30/x^2-25 = 3/x-5-2/x+5
i be left with
30 = 3x^2-75-2x^2+50
i not sure what to do? i use the quadratic formula?
First, you have to simplify properly:
30/(x^2-25) = 3/(x-5) - 2/(x+5)
30 = 3(x+5) - 2(x-5)
You were ok multiplying through by x^2 - 25 but you then discarded the denominators on the right, which was incorrect.
3(x^2-25)/(x-5) = 3(x+5)
Anyway, now we are just left with
30 = 3(x+5) - 2(x-5)
which I'm sure you can solve. Just make sure your answer is not 5 or -5, because the original equation is undefined there. The fraction 3/(x-5) is not defined when x=5.
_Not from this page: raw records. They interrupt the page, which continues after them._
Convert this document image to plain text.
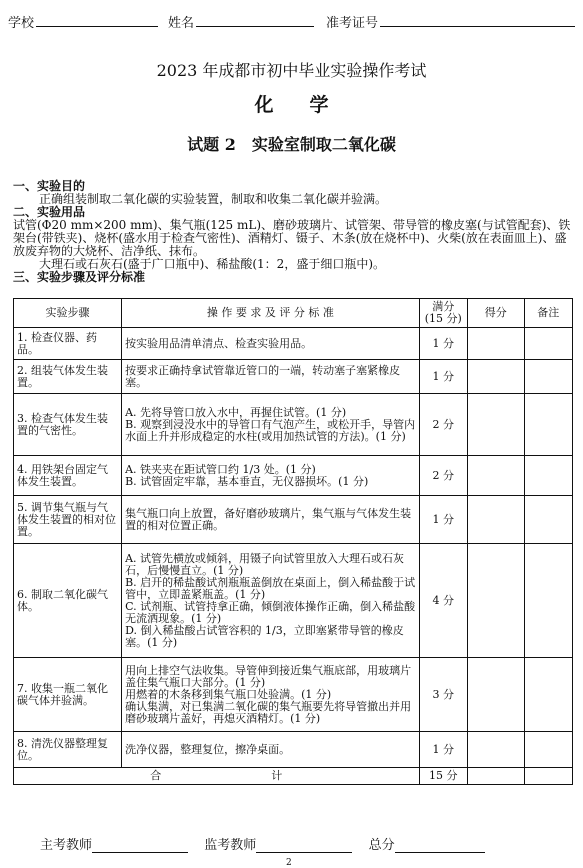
学校	姓名	准考证号
2023 年成都市初中毕业实验操作考试
化学
试题 2　实验室制取二氧化碳
一、实验目的

正确组装制取二氧化碳的实验装置，制取和收集二氧化碳并验满。

二、实验用品

试管(Φ20 mm×200 mm)、集气瓶(125 mL)、磨砂玻璃片、试管架、带导管的橡皮塞(与试管配套)、铁架台(带铁夹)、烧杯(盛水用于检查气密性)、酒精灯、镊子、木条(放在烧杯中)、火柴(放在表面皿上)、盛放废弃物的大烧杯、洁净纸、抹布。

大理石或石灰石(盛于广口瓶中)、稀盐酸(1：2，盛于细口瓶中)。

三、实验步骤及评分标准
实验步骤	操 作 要 求 及 评 分 标 准	满分
(15 分)	得分	备注
1. 检查仪器、药品。	按实验用品清单清点、检查实验用品。	1 分		
2. 组装气体发生装置。	按要求正确持拿试管靠近管口的一端，转动塞子塞紧橡皮塞。	1 分		
3. 检查气体发生装置的气密性。	A. 先将导管口放入水中，再握住试管。(1 分)
B. 观察到浸没水中的导管口有气泡产生，或松开手，导管内水面上升并形成稳定的水柱(或用加热试管的方法)。(1 分)	2 分		
4. 用铁架台固定气体发生装置。	A. 铁夹夹在距试管口约 1/3 处。(1 分)
B. 试管固定牢靠，基本垂直，无仪器损坏。(1 分)	2 分		
5. 调节集气瓶与气体发生装置的相对位置。	集气瓶口向上放置，备好磨砂玻璃片，集气瓶与气体发生装置的相对位置正确。	1 分		
6. 制取二氧化碳气体。	A. 试管先横放或倾斜，用镊子向试管里放入大理石或石灰石，后慢慢直立。(1 分)
B. 启开的稀盐酸试剂瓶瓶盖倒放在桌面上，倒入稀盐酸于试管中，立即盖紧瓶盖。(1 分)
C. 试剂瓶、试管持拿正确，倾倒液体操作正确，倒入稀盐酸无流洒现象。(1 分)
D. 倒入稀盐酸占试管容积的 1/3，立即塞紧带导管的橡皮塞。(1 分)	4 分		
7. 收集一瓶二氧化碳气体并验满。	用向上排空气法收集。导管伸到接近集气瓶底部，用玻璃片盖住集气瓶口大部分。(1 分)
用燃着的木条移到集气瓶口处验满。(1 分)
确认集满，对已集满二氧化碳的集气瓶要先将导管撤出并用磨砂玻璃片盖好，再熄灭酒精灯。(1 分)	3 分		
8. 清洗仪器整理复位。	洗净仪器，整理复位，擦净桌面。	1 分		
合　　　　　　　　　　计		15 分		
主考教师	监考教师	总分
2
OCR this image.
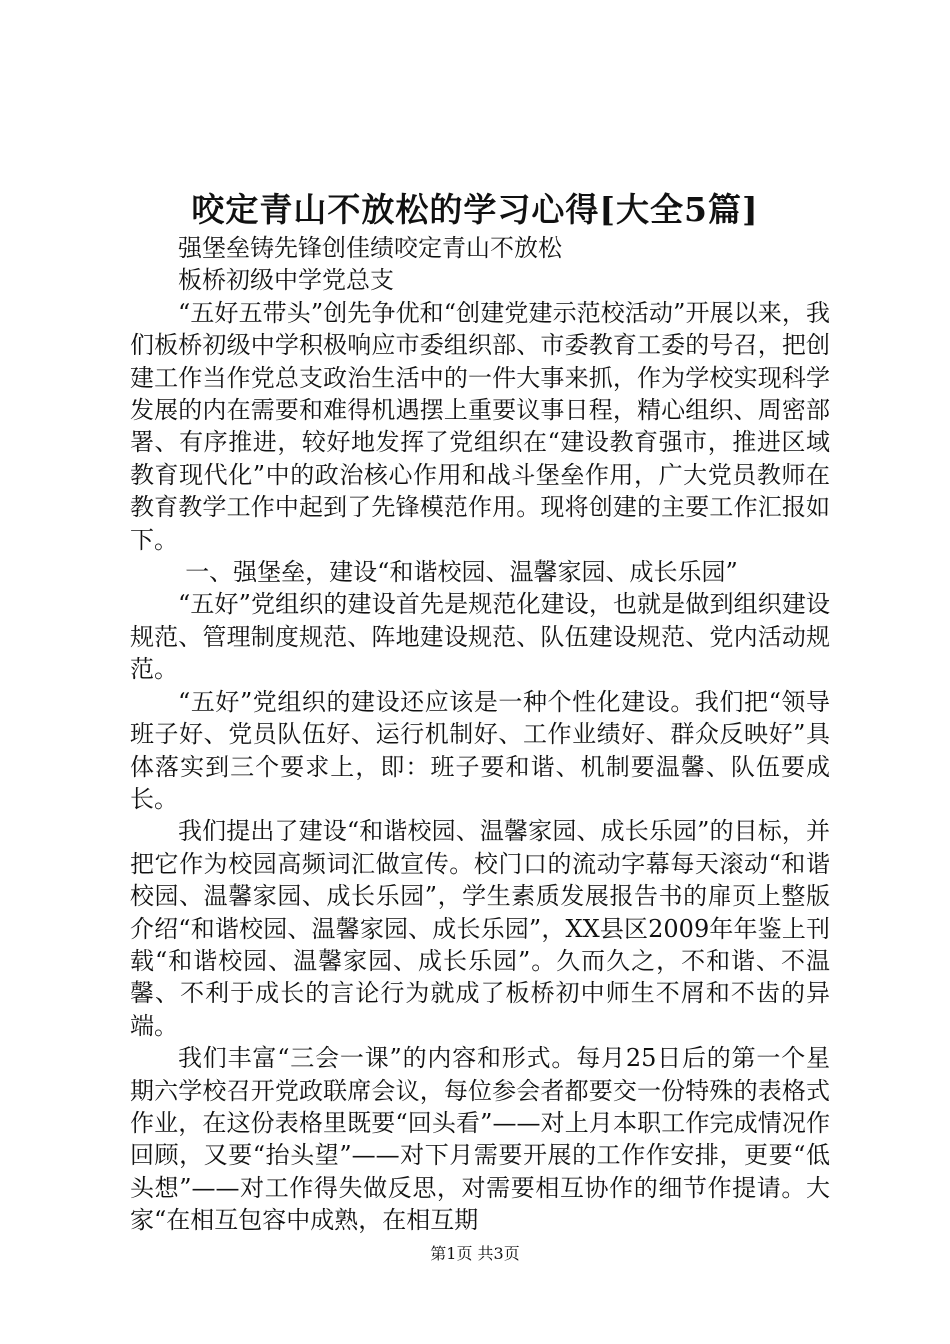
咬定青山不放松的学习心得[大全5篇]

强堡垒铸先锋创佳绩咬定青山不放松

板桥初级中学党总支

“五好五带头”创先争优和“创建党建示范校活动”开展以来，我们板桥初级中学积极响应市委组织部、市委教育工委的号召，把创建工作当作党总支政治生活中的一件大事来抓，作为学校实现科学发展的内在需要和难得机遇摆上重要议事日程，精心组织、周密部署、有序推进，较好地发挥了党组织在“建设教育强市，推进区域教育现代化”中的政治核心作用和战斗堡垒作用，广大党员教师在教育教学工作中起到了先锋模范作用。现将创建的主要工作汇报如下。

一、强堡垒，建设“和谐校园、温馨家园、成长乐园”

“五好”党组织的建设首先是规范化建设，也就是做到组织建设规范、管理制度规范、阵地建设规范、队伍建设规范、党内活动规范。

“五好”党组织的建设还应该是一种个性化建设。我们把“领导班子好、党员队伍好、运行机制好、工作业绩好、群众反映好”具体落实到三个要求上，即：班子要和谐、机制要温馨、队伍要成长。

我们提出了建设“和谐校园、温馨家园、成长乐园”的目标，并把它作为校园高频词汇做宣传。校门口的流动字幕每天滚动“和谐校园、温馨家园、成长乐园”，学生素质发展报告书的扉页上整版介绍“和谐校园、温馨家园、成长乐园”，XX县区2009年年鉴上刊载“和谐校园、温馨家园、成长乐园”。久而久之，不和谐、不温馨、不利于成长的言论行为就成了板桥初中师生不屑和不齿的异端。

我们丰富“三会一课”的内容和形式。每月25日后的第一个星期六学校召开党政联席会议，每位参会者都要交一份特殊的表格式作业，在这份表格里既要“回头看”——对上月本职工作完成情况作回顾，又要“抬头望”——对下月需要开展的工作作安排，更要“低头想”——对工作得失做反思，对需要相互协作的细节作提请。大家“在相互包容中成熟，在相互期

第1页 共3页
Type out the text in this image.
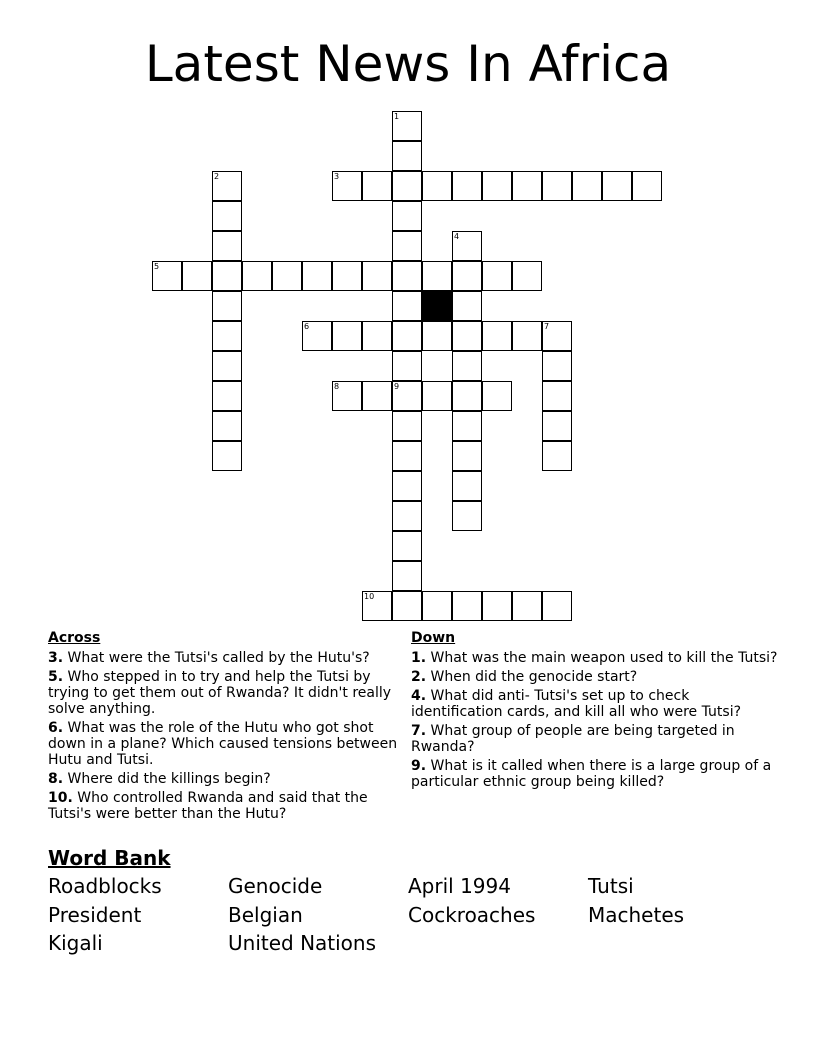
Latest News In Africa
1
9
2	3
4
5
6	7
8
10
Across
3. What were the Tutsi's called by the Hutu's?
5. Who stepped in to try and help the Tutsi by trying to get them out of Rwanda? It didn't really solve anything.
6. What was the role of the Hutu who got shot down in a plane? Which caused tensions between Hutu and Tutsi.
8. Where did the killings begin?
10. Who controlled Rwanda and said that the Tutsi's were better than the Hutu?
Down
1. What was the main weapon used to kill the Tutsi?
2. When did the genocide start?
4. What did anti- Tutsi's set up to check identification cards, and kill all who were Tutsi?
7. What group of people are being targeted in Rwanda?
9. What is it called when there is a large group of a particular ethnic group being killed?
Word Bank
Roadblocks	Genocide	April 1994	Tutsi
President	Belgian	Cockroaches	Machetes
Kigali	United Nations
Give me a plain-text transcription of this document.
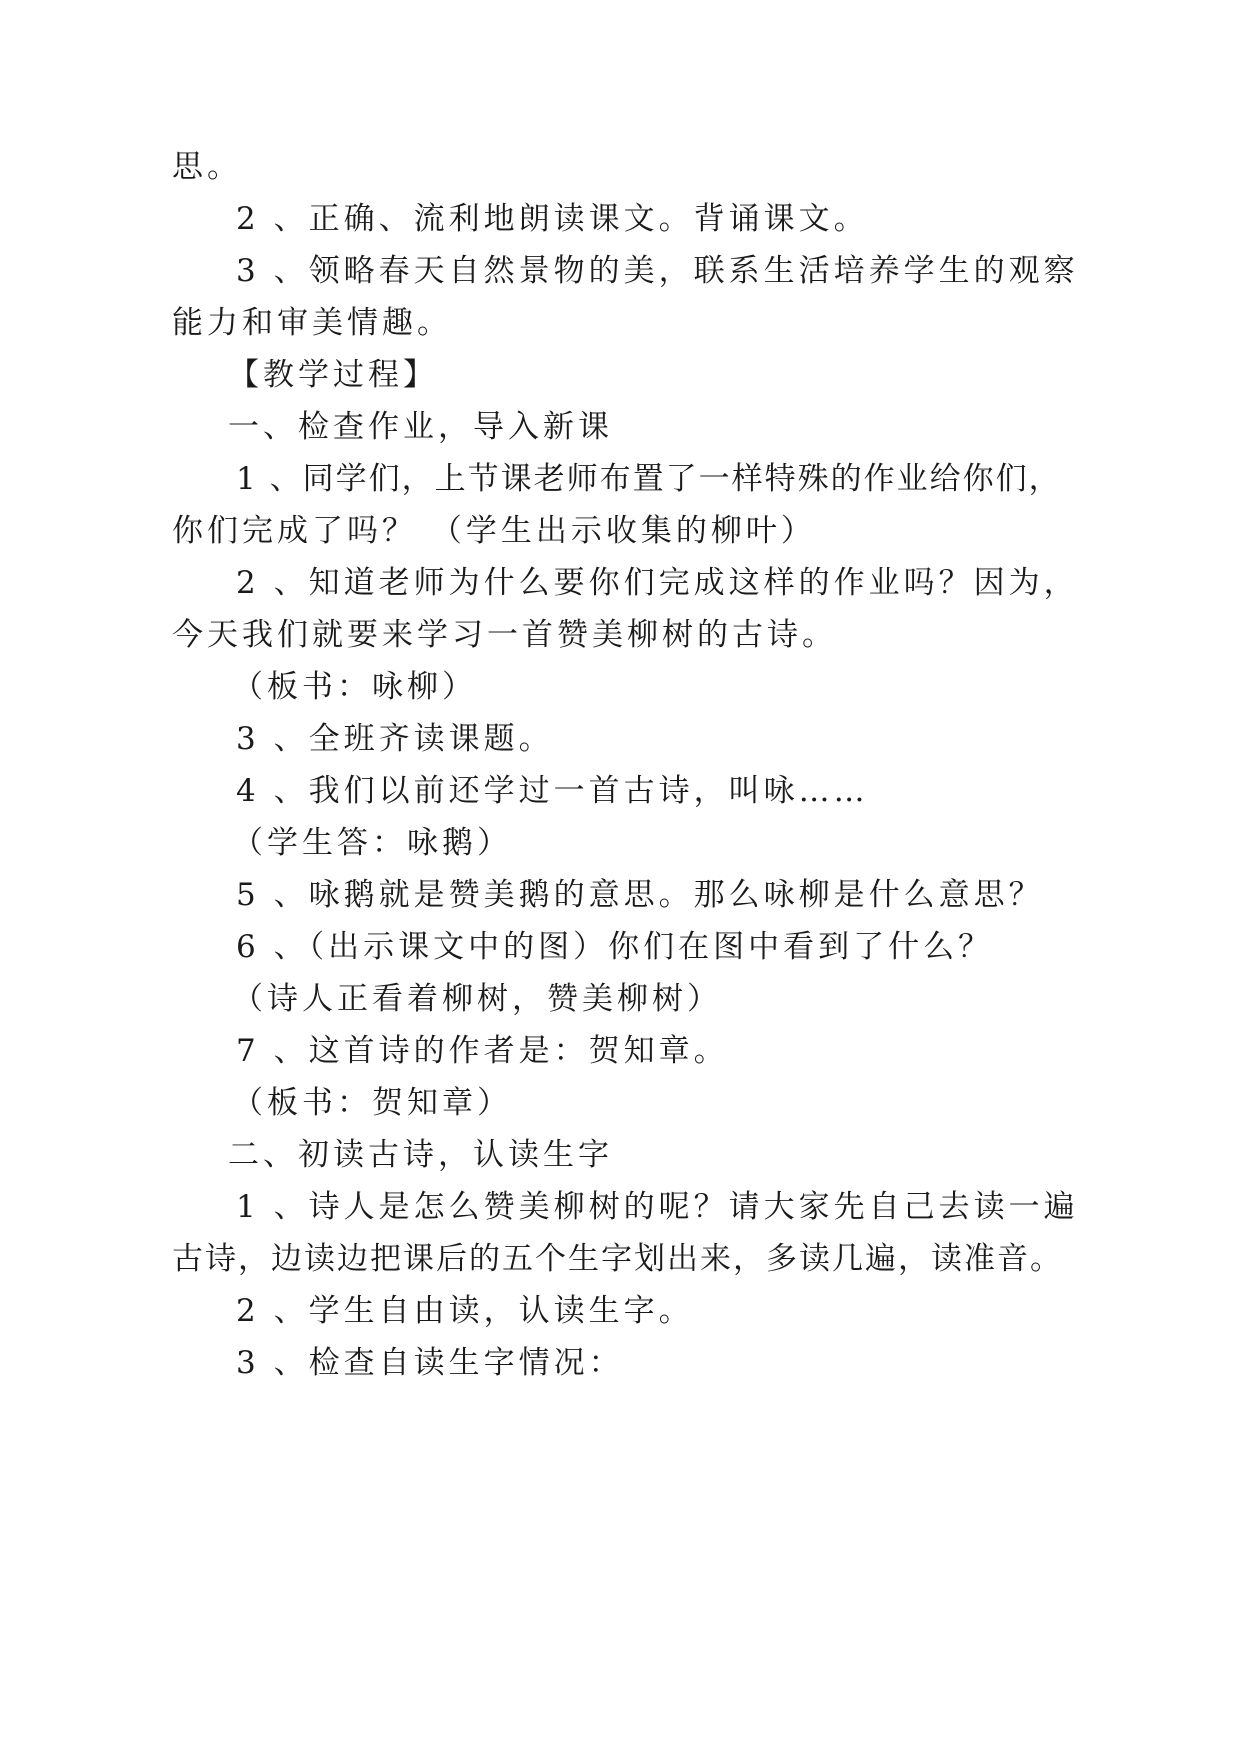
思。
2 、正确、流利地朗读课文。背诵课文。
3 、领略春天自然景物的美，联系生活培养学生的观察
能力和审美情趣。
【教学过程】
一、检查作业，导入新课
1 、同学们，上节课老师布置了一样特殊的作业给你们，
你们完成了吗？ （学生出示收集的柳叶）
2 、知道老师为什么要你们完成这样的作业吗？因为，
今天我们就要来学习一首赞美柳树的古诗。
（板书：咏柳）
3 、全班齐读课题。
4 、我们以前还学过一首古诗，叫咏……
（学生答：咏鹅）
5 、咏鹅就是赞美鹅的意思。那么咏柳是什么意思？
6 、（出示课文中的图）你们在图中看到了什么？
（诗人正看着柳树，赞美柳树）
7 、这首诗的作者是：贺知章。
（板书：贺知章）
二、初读古诗，认读生字
1 、诗人是怎么赞美柳树的呢？请大家先自己去读一遍
古诗，边读边把课后的五个生字划出来，多读几遍，读准音。
2 、学生自由读，认读生字。
3 、检查自读生字情况：
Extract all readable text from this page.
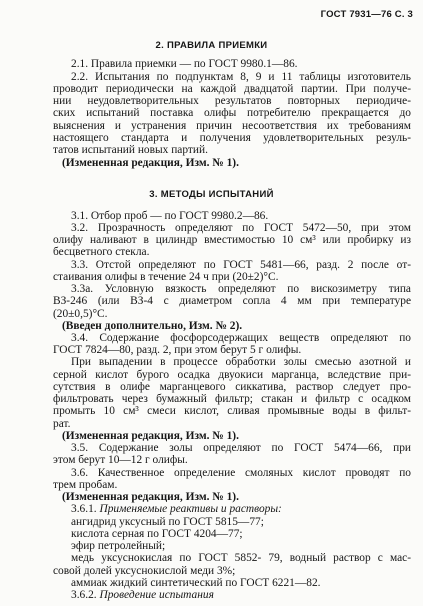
ГОСТ 7931—76 С. 3
2. ПРАВИЛА ПРИЕМКИ
2.1. Правила приемки — по ГОСТ 9980.1—86.
2.2. Испытания по подпунктам 8, 9 и 11 таблицы изготовитель
проводит периодически на каждой двадцатой партии. При получе-
нии неудовлетворительных результатов повторных периодиче-
ских испытаний поставка олифы потребителю прекращается до
выяснения и устранения причин несоответствия их требованиям
настоящего стандарта и получения удовлетворительных резуль-
татов испытаний новых партий.
(Измененная редакция, Изм. № 1).
3. МЕТОДЫ ИСПЫТАНИЙ
3.1. Отбор проб — по ГОСТ 9980.2—86.
3.2. Прозрачность определяют по ГОСТ 5472—50, при этом
олифу наливают в цилиндр вместимостью 10 см³ или пробирку из
бесцветного стекла.
3.3. Отстой определяют по ГОСТ 5481—66, разд. 2 после от-
стаивания олифы в течение 24 ч при (20±2)°С.
3.3а. Условную вязкость определяют по вискозиметру типа
ВЗ-246 (или ВЗ-4 с диаметром сопла 4 мм при температуре
(20±0,5)°С.
(Введен дополнительно, Изм. № 2).
3.4. Содержание фосфорсодержащих веществ определяют по
ГОСТ 7824—80, разд. 2, при этом берут 5 г олифы.
При выпадении в процессе обработки золы смесью азотной и
серной кислот бурого осадка двуокиси марганца, вследствие при-
сутствия в олифе марганцевого сиккатива, раствор следует про-
фильтровать через бумажный фильтр; стакан и фильтр с осадком
промыть 10 см³ смеси кислот, сливая промывные воды в фильт-
рат.
(Измененная редакция, Изм. № 1).
3.5. Содержание золы определяют по ГОСТ 5474—66, при
этом берут 10—12 г олифы.
3.6. Качественное определение смоляных кислот проводят по
трем пробам.
(Измененная редакция, Изм. № 1).
3.6.1. Применяемые реактивы и растворы:
ангидрид уксусный по ГОСТ 5815—77;
кислота серная по ГОСТ 4204—77;
эфир петролейный;
медь уксуснокислая по ГОСТ 5852- 79, водный раствор с мас-
совой долей уксуснокислой меди 3%;
аммиак жидкий синтетический по ГОСТ 6221—82.
3.6.2. Проведение испытания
thanks Steve but i think im still messing up. i got 30 = x+30
and if i subtract 30 from each side then i only left with x that be no solution. i think i not doing something right.
To solve the equation 30/x^2-25 = 3/x-5-2/x+5, you need to simplify and rearrange the equation to a form that can be solved easily. Let's go through the steps:
1. Start by multiplying both sides of the equation by (x^2 - 25) to eliminate the denominators:
30 = 3(x + 5) - 2(x - 5)
2. Expand and simplify both sides:
30 = 3x + 15 - 2x + 10
30 = x + 25
3. Now, isolate the variable x by subtracting 25 from both sides:
x = 30 - 25
x = 5
So, the solution to the equation is x = 5.
You don't need to use the quadratic formula in this case because the equation simplifies to a linear equation after eliminating the denominators.